“Yea, good to put my own life in some perspective. To take a look at my behaviors, lies, and beliefs. I want to grow in a closer relationship with my Creator.”
“ . . . I expected to learn only about how to help others deal with their pain, but the sessions really helped to show me how I can work through my own pain.”
The above comments came from two participants who were at one of the last workshops that we did on “Counseling the Sexually Abused”. It is a two and a half day workshop that addresses the long-term impact of childhood sexual abuse and teaches how one can began to seek and find healing in their life. It starts on a Thursday night, continues all the next day from 9:00 a.m. to 9:00 p.m. It then finishes on a Saturday at 4:00 p.m. It is a very intense and grueling time for the participants as we cover a lot of material on abuse issues in those two and a half days.
One section focuses on what is called “The Internal and External Battle”. The internal battle looks at the damage that took place and took root in the soul of the individual who was abused: emotions, thoughts, and distorted beliefs. For instance, one of the emotions that becomes part of one’s thinking and belief system is shame. Shame is not only an emotion that one feels and carries with them long after the abuse, but becomes part of how they see themselves. One expression of shame can be, “I am unlovable”. The person then, will have a hard time believing that she or he can be loved for who they are. They will have a hard time believing that they have worth as an individual and will have difficulty receiving love from others. This distorted belief took root when the child or the young person experienced so much shame from their abuse that it made them feel they have a dark secret. It manifests itself as self-doubt; “If you really knew what is in my heart you would not like me!” This kind of belief keeps them alone.There are two main points we try to teach addressing this overwhelming sense of shame; The first one is to tell them that, “It was not their fault.” The abuse thathappened is not their fault. They were just little girls or little boys who needed protection but did not have it. Secondly, “The shame is not theirs.” We help them understand that the shame belongs to their abuser, not them. Often it is the child who was abused that is left with so much shame, and eventually sees himself through the eyes of shame. Beliefs, such as one is “not good enough” or that “one does not belong or fit anywhere”. That is how strong the impact of shame is. Part of our teaching then, includes the two points I mentioned.
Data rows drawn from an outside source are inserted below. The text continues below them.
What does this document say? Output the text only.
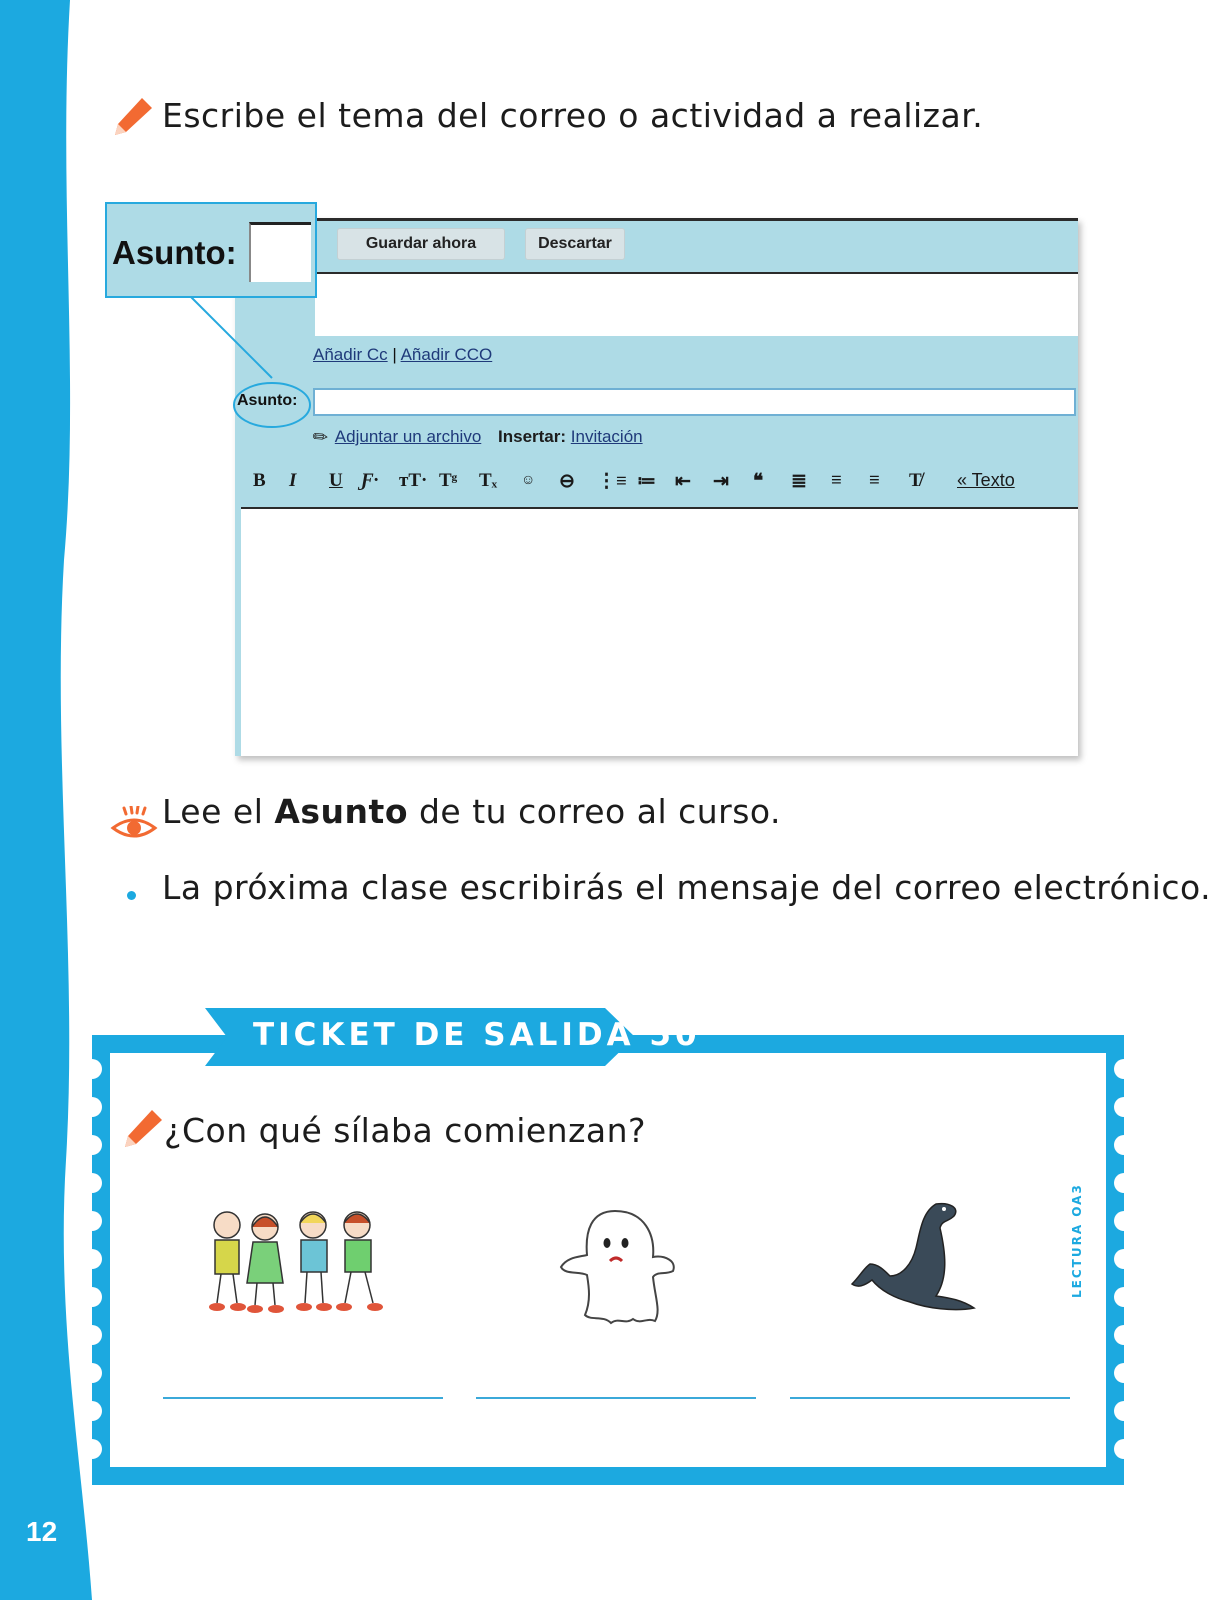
12
Escribe el tema del correo o actividad a realizar.
Guardar ahora	Descartar
Añadir Cc | Añadir CCO
Asunto:
✎ Adjuntar un archivo Insertar: Invitación
B I U Ƒ· ᴛT· Tᵍ Tₓ ☺ ⊖ ⋮≡ ≔ ⇤ ⇥ ❝ ≣ ≡ ≡ T̸ « Texto
Asunto:
Lee el Asunto de tu correo al curso.
La próxima clase escribirás el mensaje del correo electrónico.
TICKET DE SALIDA 50
¿Con qué sílaba comienzan?
LECTURA OA3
The section on the external battle then presents the different ways that one can carry shame and how one lives it out. We help them see how they live out their shame in their relationships with others, and help them see how they see themselves, and how that affects who they are. Shame is not the only impact that we address in this workshop. I am just using the experience of “Shame” to illustrate some of the powerful binding effects of childhood sexual abuse. There are other ways that the child is impacted, such as anger, self-contempt or anxiety, and other ways and these can be just as powerful as shame. But for this article I choose to talk about shame as an example. Rick and I believe that the more teaching we bring to the people, the more awareness and understanding we bring to the people. A healing journey can began when one recognizes the roots of shame and when they can put a name to their experience of shame. The healing journey continues when they recognize how they have lived out their shame, and chang that. And then a deeper healing takes place in the soul of the individual, when we bring the Word of God to those places of shame.
Our teaching is based on the Biblical principals of who men and women are and whatthe world is like that they live in. We teach that each person is “created in the image of God,” and that “each person is loved totally by our Creator”. Many times it is in these areas of the individual that the damage is done, whether from sexual abuse or other issues like abandonment. People come away with a distorted sense of self because of what happened to them. Not only do they come away with a distorted sense of self, but will also have a distorted sense and view of others, their world, and God their Creator. It is at these conferences that we bring people to a place where they can see themselves, others, and God in a clear and loving way.